TOKYO (Reuters) - Japanese companies' inflation expectations picked up slightly in June from three months ago as labor shortages and high material costs pointed to an acceleration in consumer prices over the next few quarters.
Companies surveyed by the Bank of Japan expect consumer prices to rise 0.8 percent a year from now, higher than their projection for a 0.7 percent increase three months ago.
Companies also expect consumer prices to rise an annual 1.1 percent three years from now, up from a 1.0 percent annual increase seen in the previous BOJ survey.

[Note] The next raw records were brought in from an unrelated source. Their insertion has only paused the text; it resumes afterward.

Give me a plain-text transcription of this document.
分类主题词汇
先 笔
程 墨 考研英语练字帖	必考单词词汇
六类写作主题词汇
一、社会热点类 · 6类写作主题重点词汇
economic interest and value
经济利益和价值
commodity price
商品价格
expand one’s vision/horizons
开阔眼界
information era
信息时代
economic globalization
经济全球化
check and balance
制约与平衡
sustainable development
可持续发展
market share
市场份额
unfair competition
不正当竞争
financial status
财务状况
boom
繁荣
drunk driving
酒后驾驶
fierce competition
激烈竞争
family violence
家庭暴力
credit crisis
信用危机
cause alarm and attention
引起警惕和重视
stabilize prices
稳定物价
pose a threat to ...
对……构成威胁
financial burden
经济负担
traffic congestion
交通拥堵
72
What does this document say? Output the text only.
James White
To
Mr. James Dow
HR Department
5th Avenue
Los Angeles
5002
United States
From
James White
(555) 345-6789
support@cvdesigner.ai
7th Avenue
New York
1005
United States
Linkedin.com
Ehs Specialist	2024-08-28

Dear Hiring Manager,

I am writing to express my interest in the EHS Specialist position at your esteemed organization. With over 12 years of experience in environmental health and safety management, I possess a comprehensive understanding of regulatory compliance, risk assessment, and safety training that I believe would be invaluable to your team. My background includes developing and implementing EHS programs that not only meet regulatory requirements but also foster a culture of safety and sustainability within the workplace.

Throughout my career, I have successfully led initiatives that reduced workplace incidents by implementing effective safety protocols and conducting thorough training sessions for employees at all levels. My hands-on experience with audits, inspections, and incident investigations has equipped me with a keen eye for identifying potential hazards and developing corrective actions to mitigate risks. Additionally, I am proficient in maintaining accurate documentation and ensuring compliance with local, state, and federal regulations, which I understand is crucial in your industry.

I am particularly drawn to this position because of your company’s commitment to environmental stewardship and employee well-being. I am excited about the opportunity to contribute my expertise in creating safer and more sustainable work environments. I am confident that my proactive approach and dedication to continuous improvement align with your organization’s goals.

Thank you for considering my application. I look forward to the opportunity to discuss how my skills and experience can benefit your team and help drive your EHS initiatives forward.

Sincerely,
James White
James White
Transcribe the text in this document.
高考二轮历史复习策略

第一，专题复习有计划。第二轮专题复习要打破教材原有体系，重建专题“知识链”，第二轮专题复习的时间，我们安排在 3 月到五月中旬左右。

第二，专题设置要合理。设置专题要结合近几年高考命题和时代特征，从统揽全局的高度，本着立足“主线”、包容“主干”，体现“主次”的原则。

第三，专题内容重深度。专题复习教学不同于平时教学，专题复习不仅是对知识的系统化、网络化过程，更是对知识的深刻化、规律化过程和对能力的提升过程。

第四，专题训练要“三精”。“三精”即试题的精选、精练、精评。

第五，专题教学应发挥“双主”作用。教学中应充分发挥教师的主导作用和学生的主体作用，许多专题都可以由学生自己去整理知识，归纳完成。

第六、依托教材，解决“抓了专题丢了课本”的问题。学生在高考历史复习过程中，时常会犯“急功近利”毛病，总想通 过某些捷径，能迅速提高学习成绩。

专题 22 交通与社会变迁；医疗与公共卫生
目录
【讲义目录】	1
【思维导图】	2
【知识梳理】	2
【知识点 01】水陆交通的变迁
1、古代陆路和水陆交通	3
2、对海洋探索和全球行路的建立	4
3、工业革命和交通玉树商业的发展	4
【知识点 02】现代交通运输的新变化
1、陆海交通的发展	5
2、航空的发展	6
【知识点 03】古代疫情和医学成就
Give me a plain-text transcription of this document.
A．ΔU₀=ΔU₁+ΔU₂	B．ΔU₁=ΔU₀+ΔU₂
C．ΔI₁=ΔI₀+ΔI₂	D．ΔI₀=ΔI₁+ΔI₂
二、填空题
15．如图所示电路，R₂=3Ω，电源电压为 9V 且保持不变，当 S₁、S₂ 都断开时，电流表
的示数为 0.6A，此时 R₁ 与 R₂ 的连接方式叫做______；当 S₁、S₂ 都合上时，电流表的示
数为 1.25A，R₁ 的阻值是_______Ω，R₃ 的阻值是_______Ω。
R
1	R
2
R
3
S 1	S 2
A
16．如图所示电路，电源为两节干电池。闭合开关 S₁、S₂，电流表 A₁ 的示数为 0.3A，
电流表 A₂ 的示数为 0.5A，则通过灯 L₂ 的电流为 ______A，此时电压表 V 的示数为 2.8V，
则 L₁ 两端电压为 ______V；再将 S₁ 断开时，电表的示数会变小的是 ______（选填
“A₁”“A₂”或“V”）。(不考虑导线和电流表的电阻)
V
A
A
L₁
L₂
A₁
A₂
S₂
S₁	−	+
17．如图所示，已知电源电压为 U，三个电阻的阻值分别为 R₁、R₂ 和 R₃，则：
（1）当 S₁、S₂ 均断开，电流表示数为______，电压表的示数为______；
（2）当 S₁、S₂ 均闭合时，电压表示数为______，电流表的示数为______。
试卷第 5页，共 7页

The data come one day after the BOJ's tankan survey on corporate sentiment showed big manufactures are the most confident in three years, offering some hope that prices will rise, albeit at a gradual pace.
"Labor shortages will push up inflation expectations over time," said Shuji Tonouchi, senior market economist at Mitsubishi UFJ Morgan Stanley Securities.
"However, this is a slow process, so the BOJ's monetary policy will be on hold for the time being."
Core consumer prices, which include oil products but excludes fresh food prices, rose 0.4 percent in May from a year earlier, marking the fifth straight month of gains and accelerating from a 0.3 percent increase in April, data last week showed.
However, consumer prices were unchanged in May after stripping out the effect of energy costs, underscoring the BOJ's struggles to push inflation to its 2 percent target.
The BOJ is likely to cut its consumer price forecast for the current fiscal year at a quarter review of its projections in July, people familiar with its thinking told Reuters.
However, a slight uptick in inflation expectations, combined with increased optimism in the corporate sector, could give the BOJ reason to keep its longer-term price forecasts unchanged,
The BOJ started the survey on corporate price expectations from the tankan in March 2014 to gather more information on inflation expectations, key to its current stimulus program.